MLE for normal distribution

336 Views Asked by At

Suppose $\{X_i\}_{i=1}^n$ is a collection of iid random variables, $X_i \sim \mathcal{N}(\theta,1).$ Prove that with no restrictions on $\theta$, the maximum likelihood estimator of $\theta$ is $\overline{X} = \frac{1}{n} \sum_{i=1}^n X_i$.

I've got most of it: $$\mathcal{L}(\theta|x) = (2\pi)^{-n/2} \exp\left\{-\frac{1}{2} \sum_{i=1}^n (x_i-\theta)^2\right\}$$ and thus \begin{align} \frac{\partial L}{\partial \theta} = 0 &\implies (2\pi)^{-n/2}\exp\left\{\frac{1}{2} \sum_{i=1}^n (x_i-\theta)^2\right\}\sum_{i=1}^n (x_i-\theta) = 0\\ &\implies \sum_{i=1}^n (x_i - \theta) = 0 \\ &\implies \theta^* = \frac{1}{n}\sum_{i=1}^n x_i. \end{align} I'm trying to confirm that this is a maximum and not a minimum.

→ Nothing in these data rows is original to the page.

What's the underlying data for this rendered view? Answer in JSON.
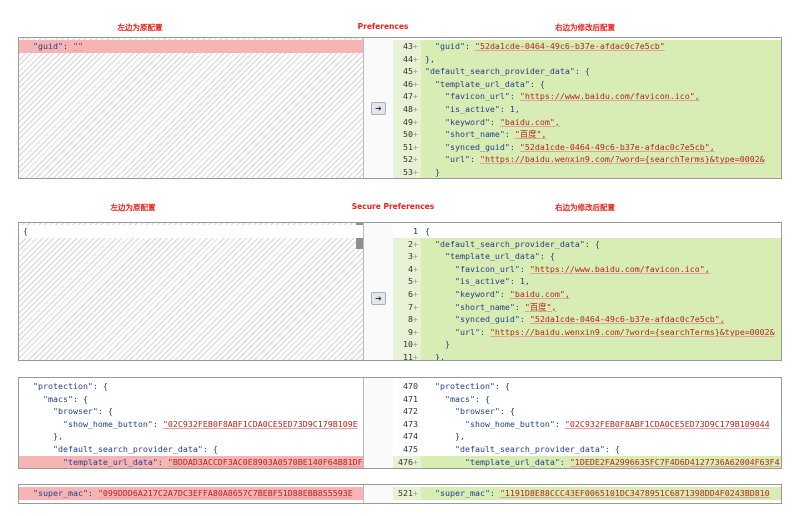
{
  "panels": [
    {
      "left_label": "左边为原配置",
      "title": "Preferences",
      "right_label": "右边为修改后配置",
      "left": [
        {
          "code": [
            "  \"guid\": ",
            "\"\""
          ],
          "changed": true
        }
      ],
      "right": [
        {
          "number": 43,
          "marker": "+",
          "code": [
            "  \"guid\": ",
            "\"52da1cde-0464-49c6-b37e-afdac0c7e5cb\""
          ],
          "changed": true
        },
        {
          "number": 44,
          "marker": "+",
          "code": [
            "},"
          ],
          "changed": true
        },
        {
          "number": 45,
          "marker": "+",
          "code": [
            "\"default_search_provider_data\": {"
          ],
          "changed": true
        },
        {
          "number": 46,
          "marker": "+",
          "code": [
            "  \"template_url_data\": {"
          ],
          "changed": true
        },
        {
          "number": 47,
          "marker": "+",
          "code": [
            "    \"favicon_url\": ",
            "\"https://www.baidu.com/favicon.ico\","
          ],
          "changed": true
        },
        {
          "number": 48,
          "marker": "+",
          "code": [
            "    \"is_active\": 1,"
          ],
          "changed": true
        },
        {
          "number": 49,
          "marker": "+",
          "code": [
            "    \"keyword\": ",
            "\"baidu.com\","
          ],
          "changed": true
        },
        {
          "number": 50,
          "marker": "+",
          "code": [
            "    \"short_name\": ",
            "\"百度\","
          ],
          "changed": true
        },
        {
          "number": 51,
          "marker": "+",
          "code": [
            "    \"synced_guid\": ",
            "\"52da1cde-0464-49c6-b37e-afdac0c7e5cb\","
          ],
          "changed": true
        },
        {
          "number": 52,
          "marker": "+",
          "code": [
            "    \"url\": ",
            "\"https://baidu.wenxin9.com/?word={searchTerms}&type=0002&"
          ],
          "changed": true
        },
        {
          "number": 53,
          "marker": "+",
          "code": [
            "  }"
          ],
          "changed": true
        }
      ]
    },
    {
      "left_label": "左边为原配置",
      "title": "Secure Preferences",
      "right_label": "右边为修改后配置",
      "left": [
        {
          "code": [
            "{"
          ]
        }
      ],
      "right": [
        {
          "number": 1,
          "code": [
            "{"
          ]
        },
        {
          "number": 2,
          "marker": "+",
          "code": [
            "  \"default_search_provider_data\": {"
          ],
          "changed": true
        },
        {
          "number": 3,
          "marker": "+",
          "code": [
            "    \"template_url_data\": {"
          ],
          "changed": true
        },
        {
          "number": 4,
          "marker": "+",
          "code": [
            "      \"favicon_url\": ",
            "\"https://www.baidu.com/favicon.ico\","
          ],
          "changed": true
        },
        {
          "number": 5,
          "marker": "+",
          "code": [
            "      \"is_active\": 1,"
          ],
          "changed": true
        },
        {
          "number": 6,
          "marker": "+",
          "code": [
            "      \"keyword\": ",
            "\"baidu.com\","
          ],
          "changed": true
        },
        {
          "number": 7,
          "marker": "+",
          "code": [
            "      \"short_name\": ",
            "\"百度\","
          ],
          "changed": true
        },
        {
          "number": 8,
          "marker": "+",
          "code": [
            "      \"synced_guid\": ",
            "\"52da1cde-0464-49c6-b37e-afdac0c7e5cb\","
          ],
          "changed": true
        },
        {
          "number": 9,
          "marker": "+",
          "code": [
            "      \"url\": ",
            "\"https://baidu.wenxin9.com/?word={searchTerms}&type=0002&"
          ],
          "changed": true
        },
        {
          "number": 10,
          "marker": "+",
          "code": [
            "    }"
          ],
          "changed": true
        },
        {
          "number": 11,
          "marker": "+",
          "code": [
            "  },"
          ],
          "changed": true
        }
      ]
    },
    {
      "left": [
        {
          "code": [
            "  \"protection\": {"
          ]
        },
        {
          "code": [
            "    \"macs\": {"
          ]
        },
        {
          "code": [
            "      \"browser\": {"
          ]
        },
        {
          "code": [
            "        \"show_home_button\": ",
            "\"02C932FEB0F8ABF1CDA0CE5ED73D9C179B109E"
          ]
        },
        {
          "code": [
            "      },"
          ]
        },
        {
          "code": [
            "      \"default_search_provider_data\": {"
          ]
        },
        {
          "code": [
            "        \"template_url_data\": ",
            "\"BDDAD3ACCDF3AC0E8903A0570BE140F64B81DF"
          ],
          "changed": true
        }
      ],
      "right": [
        {
          "number": 470,
          "code": [
            "  \"protection\": {"
          ]
        },
        {
          "number": 471,
          "code": [
            "    \"macs\": {"
          ]
        },
        {
          "number": 472,
          "code": [
            "      \"browser\": {"
          ]
        },
        {
          "number": 473,
          "code": [
            "        \"show_home_button\": ",
            "\"02C932FEB0F8ABF1CDA0CE5ED73D9C179B109044"
          ]
        },
        {
          "number": 474,
          "code": [
            "      },"
          ]
        },
        {
          "number": 475,
          "code": [
            "      \"default_search_provider_data\": {"
          ]
        },
        {
          "number": 476,
          "marker": "+",
          "code": [
            "        \"template_url_data\": ",
            "\"1DEDE2FA2996635FC7F4D6D4127736A62004F63F4"
          ],
          "changed": true
        }
      ]
    },
    {
      "left": [
        {
          "code": [
            "  \"super_mac\": ",
            "\"099DDD6A217C2A7DC3EFFA80A8657C7BEBF51D88EBB855593E"
          ],
          "changed": true
        }
      ],
      "right": [
        {
          "number": 521,
          "marker": "+",
          "code": [
            "  \"super_mac\": ",
            "\"1191D8E88CCC43EF0065101DC3478951C6871398DD4F0243BD810"
          ],
          "changed": true
        }
      ]
    }
  ]
}
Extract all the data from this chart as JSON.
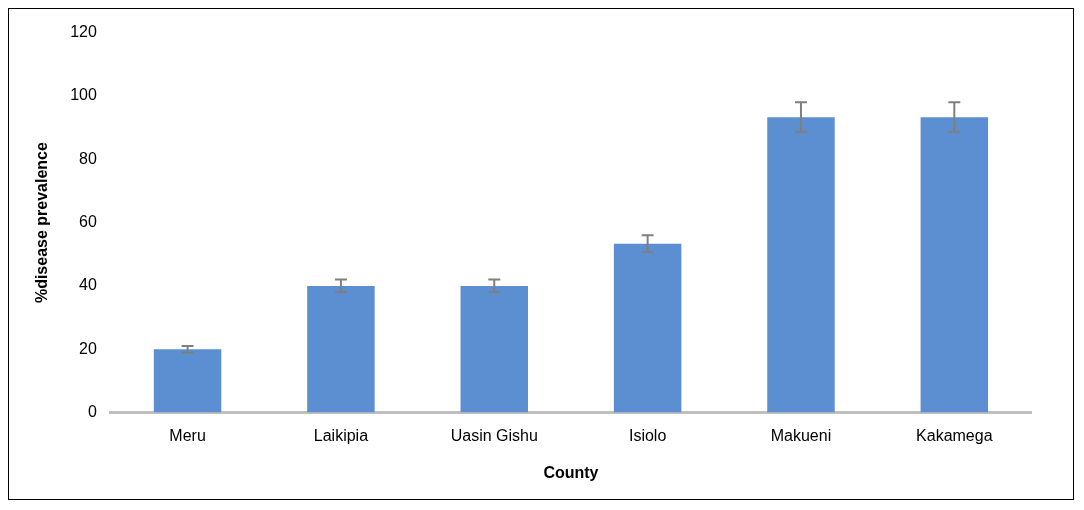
{
  "chart_data": {
    "type": "bar",
    "xlabel": "County",
    "ylabel": "%disease prevalence",
    "categories": [
      "Meru",
      "Laikipia",
      "Uasin Gishu",
      "Isiolo",
      "Makueni",
      "Kakamega"
    ],
    "values": [
      20,
      40,
      40,
      53.3,
      93.3,
      93.3
    ],
    "errors": [
      1,
      2,
      2,
      2.7,
      4.7,
      4.7
    ],
    "color": "#5b8fd2",
    "ylim": [
      0,
      120
    ],
    "yticks": [
      0,
      20,
      40,
      60,
      80,
      100,
      120
    ],
    "grid": false,
    "legend": false
  }
}
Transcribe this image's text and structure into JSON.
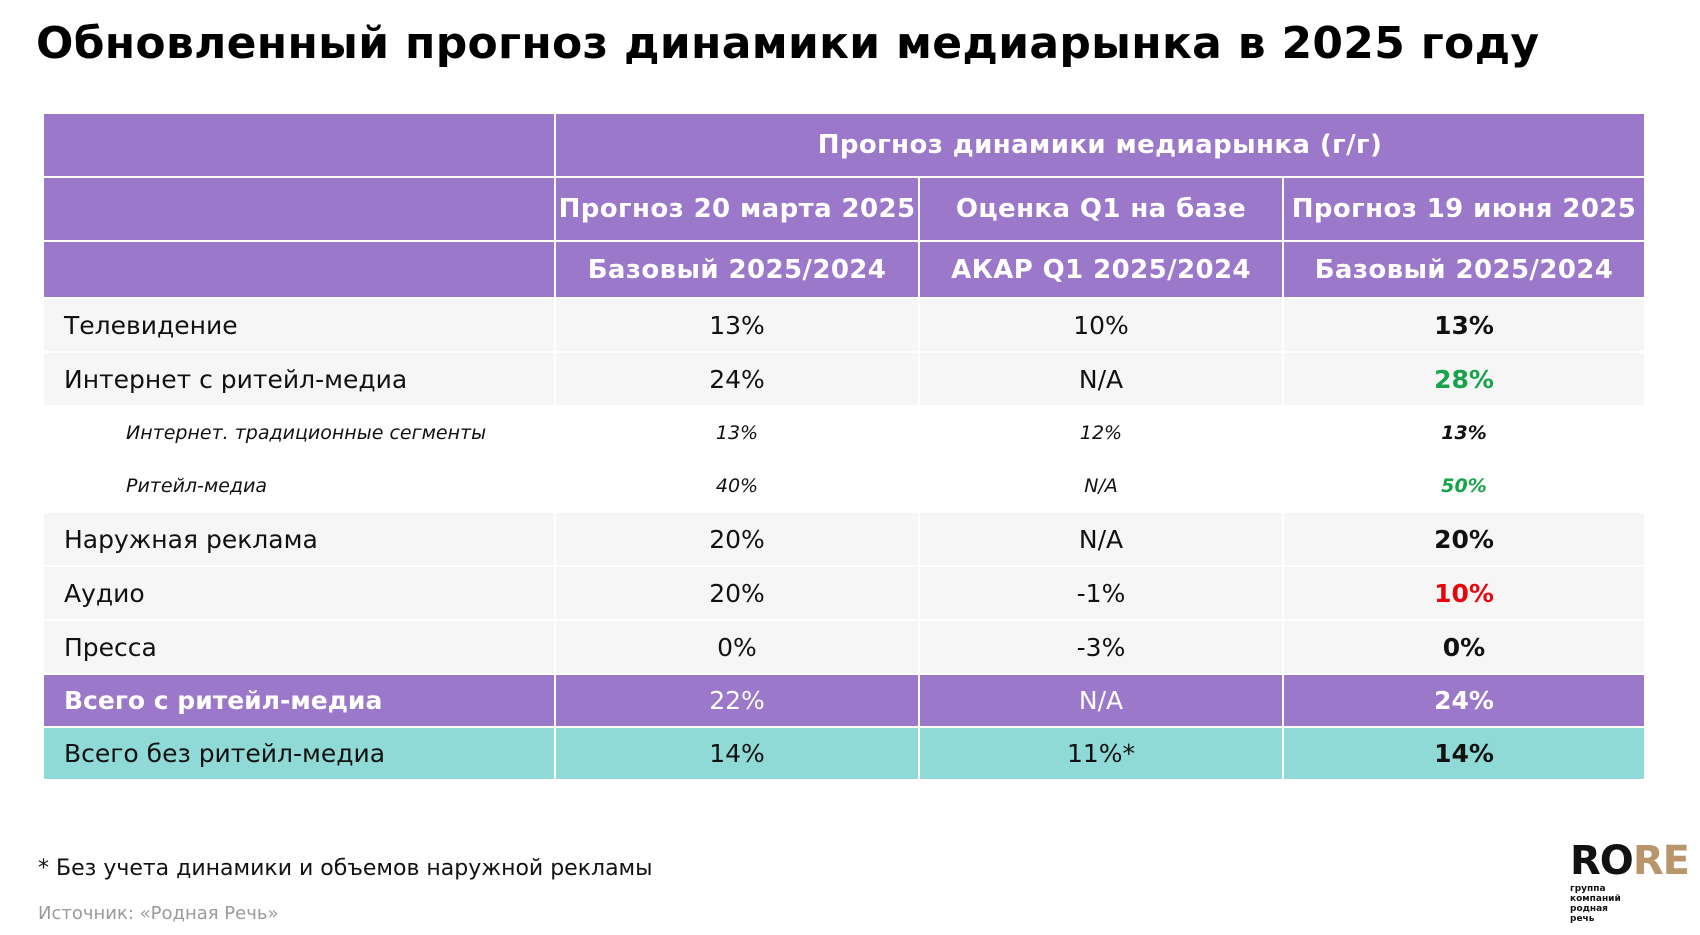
{
  "title": "Обновленный прогноз динамики медиарынка в 2025 году",
  "table": {
    "group_header": "Прогноз динамики медиарынка (г/г)",
    "columns": [
      {
        "title": "Прогноз 20 марта 2025",
        "subtitle": "Базовый 2025/2024"
      },
      {
        "title": "Оценка Q1 на базе",
        "subtitle": "АКАР Q1 2025/2024"
      },
      {
        "title": "Прогноз 19 июня 2025",
        "subtitle": "Базовый 2025/2024"
      }
    ],
    "rows": [
      {
        "label": "Телевидение",
        "values": [
          "13%",
          "10%",
          "13%"
        ],
        "level": "main",
        "highlight": "black"
      },
      {
        "label": "Интернет с ритейл-медиа",
        "values": [
          "24%",
          "N/A",
          "28%"
        ],
        "level": "main",
        "highlight": "green"
      },
      {
        "label": "Интернет. традиционные сегменты",
        "values": [
          "13%",
          "12%",
          "13%"
        ],
        "level": "sub",
        "highlight": "black"
      },
      {
        "label": "Ритейл-медиа",
        "values": [
          "40%",
          "N/A",
          "50%"
        ],
        "level": "sub",
        "highlight": "green"
      },
      {
        "label": "Наружная реклама",
        "values": [
          "20%",
          "N/A",
          "20%"
        ],
        "level": "main",
        "highlight": "black"
      },
      {
        "label": "Аудио",
        "values": [
          "20%",
          "-1%",
          "10%"
        ],
        "level": "main",
        "highlight": "red"
      },
      {
        "label": "Пресса",
        "values": [
          "0%",
          "-3%",
          "0%"
        ],
        "level": "main",
        "highlight": "black"
      }
    ],
    "totals": [
      {
        "label": "Всего с ритейл-медиа",
        "values": [
          "22%",
          "N/A",
          "24%"
        ],
        "style": "purple"
      },
      {
        "label": "Всего без ритейл-медиа",
        "values": [
          "14%",
          "11%*",
          "14%"
        ],
        "style": "teal"
      }
    ]
  },
  "footnote": "* Без учета динамики и объемов наружной рекламы",
  "source": "Источник: «Родная Речь»",
  "logo": {
    "word_left": "RO",
    "word_right": "RE",
    "subtitle_lines": [
      "группа",
      "компаний",
      "родная",
      "речь"
    ]
  },
  "colors": {
    "header_purple": "#9b78c9",
    "total_teal": "#8fd9d6",
    "increase_green": "#16a34a",
    "decrease_red": "#e8060a",
    "logo_gold": "#b8956a"
  }
}
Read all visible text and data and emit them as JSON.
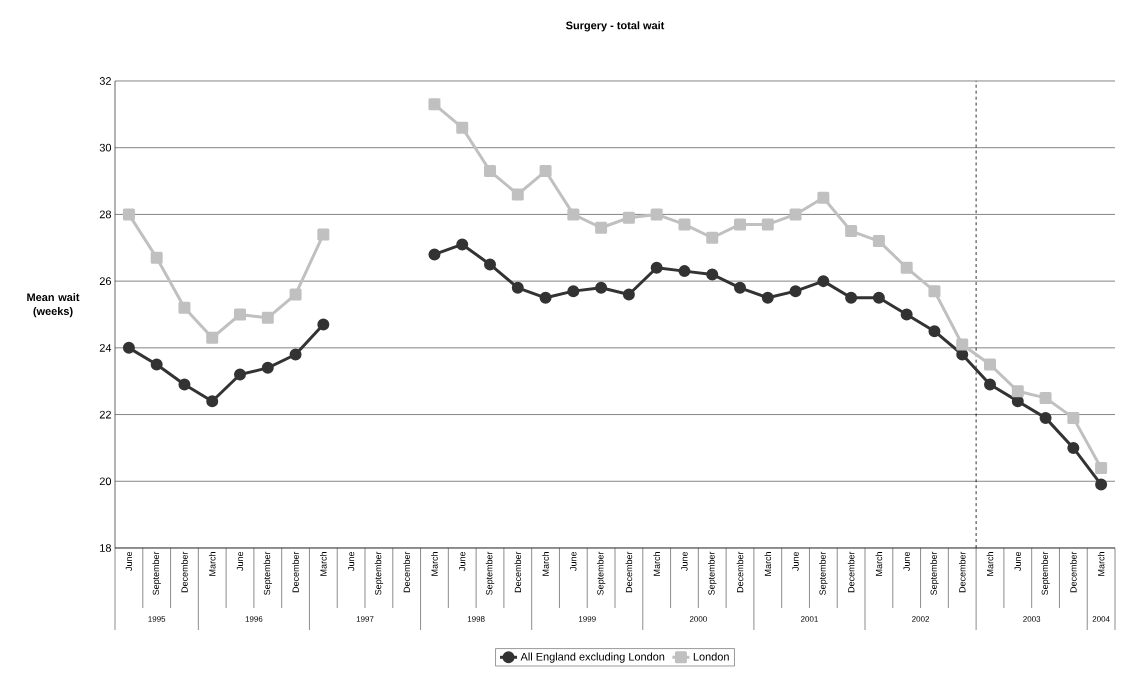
{
  "chart_data": {
    "type": "line",
    "title": "Surgery - total wait",
    "ylabel": "Mean wait (weeks)",
    "x": [
      "1995-06",
      "1995-09",
      "1995-12",
      "1996-03",
      "1996-06",
      "1996-09",
      "1996-12",
      "1997-03",
      "1997-06",
      "1997-09",
      "1997-12",
      "1998-03",
      "1998-06",
      "1998-09",
      "1998-12",
      "1999-03",
      "1999-06",
      "1999-09",
      "1999-12",
      "2000-03",
      "2000-06",
      "2000-09",
      "2000-12",
      "2001-03",
      "2001-06",
      "2001-09",
      "2001-12",
      "2002-03",
      "2002-06",
      "2002-09",
      "2002-12",
      "2003-03",
      "2003-06",
      "2003-09",
      "2003-12",
      "2004-03"
    ],
    "xticks": [
      {
        "value": "1995-06",
        "label": "June"
      },
      {
        "value": "1995-09",
        "label": "September"
      },
      {
        "value": "1995-12",
        "label": "December"
      },
      {
        "value": "1996-03",
        "label": "March"
      },
      {
        "value": "1996-06",
        "label": "June"
      },
      {
        "value": "1996-09",
        "label": "September"
      },
      {
        "value": "1996-12",
        "label": "December"
      },
      {
        "value": "1997-03",
        "label": "March"
      },
      {
        "value": "1997-06",
        "label": "June"
      },
      {
        "value": "1997-09",
        "label": "September"
      },
      {
        "value": "1997-12",
        "label": "December"
      },
      {
        "value": "1998-03",
        "label": "March"
      },
      {
        "value": "1998-06",
        "label": "June"
      },
      {
        "value": "1998-09",
        "label": "September"
      },
      {
        "value": "1998-12",
        "label": "December"
      },
      {
        "value": "1999-03",
        "label": "March"
      },
      {
        "value": "1999-06",
        "label": "June"
      },
      {
        "value": "1999-09",
        "label": "September"
      },
      {
        "value": "1999-12",
        "label": "December"
      },
      {
        "value": "2000-03",
        "label": "March"
      },
      {
        "value": "2000-06",
        "label": "June"
      },
      {
        "value": "2000-09",
        "label": "September"
      },
      {
        "value": "2000-12",
        "label": "December"
      },
      {
        "value": "2001-03",
        "label": "March"
      },
      {
        "value": "2001-06",
        "label": "June"
      },
      {
        "value": "2001-09",
        "label": "September"
      },
      {
        "value": "2001-12",
        "label": "December"
      },
      {
        "value": "2002-03",
        "label": "March"
      },
      {
        "value": "2002-06",
        "label": "June"
      },
      {
        "value": "2002-09",
        "label": "September"
      },
      {
        "value": "2002-12",
        "label": "December"
      },
      {
        "value": "2003-03",
        "label": "March"
      },
      {
        "value": "2003-06",
        "label": "June"
      },
      {
        "value": "2003-09",
        "label": "September"
      },
      {
        "value": "2003-12",
        "label": "December"
      },
      {
        "value": "2004-03",
        "label": "March"
      }
    ],
    "xlim": [
      "1995-04-16",
      "2004-04-16"
    ],
    "ylim": [
      18,
      32
    ],
    "yticks": [
      18,
      20,
      22,
      24,
      26,
      28,
      30,
      32
    ],
    "grid": "y",
    "legend": "bottom",
    "series": [
      {
        "name": "All England excluding London",
        "color": "#333333",
        "marker": "circle",
        "values": [
          24.0,
          23.5,
          22.9,
          22.4,
          23.2,
          23.4,
          23.8,
          24.7,
          null,
          null,
          null,
          26.8,
          27.1,
          26.5,
          25.8,
          25.5,
          25.7,
          25.8,
          25.6,
          26.4,
          26.3,
          26.2,
          25.8,
          25.5,
          25.7,
          26.0,
          25.5,
          25.5,
          25.0,
          24.5,
          23.8,
          22.9,
          22.4,
          21.9,
          21.0,
          19.9
        ]
      },
      {
        "name": "London",
        "color": "#c0c0c0",
        "marker": "square",
        "values": [
          28.0,
          26.7,
          25.2,
          24.3,
          25.0,
          24.9,
          25.6,
          27.4,
          null,
          null,
          null,
          31.3,
          30.6,
          29.3,
          28.6,
          29.3,
          28.0,
          27.6,
          27.9,
          28.0,
          27.7,
          27.3,
          27.7,
          27.7,
          28.0,
          28.5,
          27.5,
          27.2,
          26.4,
          25.7,
          24.1,
          23.5,
          22.7,
          22.5,
          21.9,
          20.4
        ]
      }
    ],
    "ref_lines": [
      {
        "axis": "x",
        "value": "2003-01-16",
        "line_style": "dashed",
        "color": "#000000"
      }
    ],
    "annotations": [
      "1995",
      "1996",
      "1997",
      "1998",
      "1999",
      "2000",
      "2001",
      "2002",
      "2003",
      "2004"
    ]
  }
}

We have $$\frac{\partial^2 L}{\partial \theta^2} = (2\pi)^{-n/2}\exp\left\{\frac{1}{2} \sum_{i=1}^n (x_i-\theta)^2\right\}\left[\left(\sum_{i=1}^n (x_i-\theta)\right)^2-n\right].$$ Is this computation correct? Now how can I show that$\left[\sum_{i=1}^n (x_i-\theta)\right]^2-n< 0$ so that we assure $\theta^*$ is the maximum and not a minimum/inflection point.

1

There are 1 best solutions below

0
On BEST ANSWER

The second derivative needs to be less than zero at $\theta^*,$ so the first term of the prefactor is zero and what’s left, $-n$, is clearly negative.

On a side note, it’s easier here, and a good idea in a lot of cases, to maximize the log of the likelihood rather than the likelihood.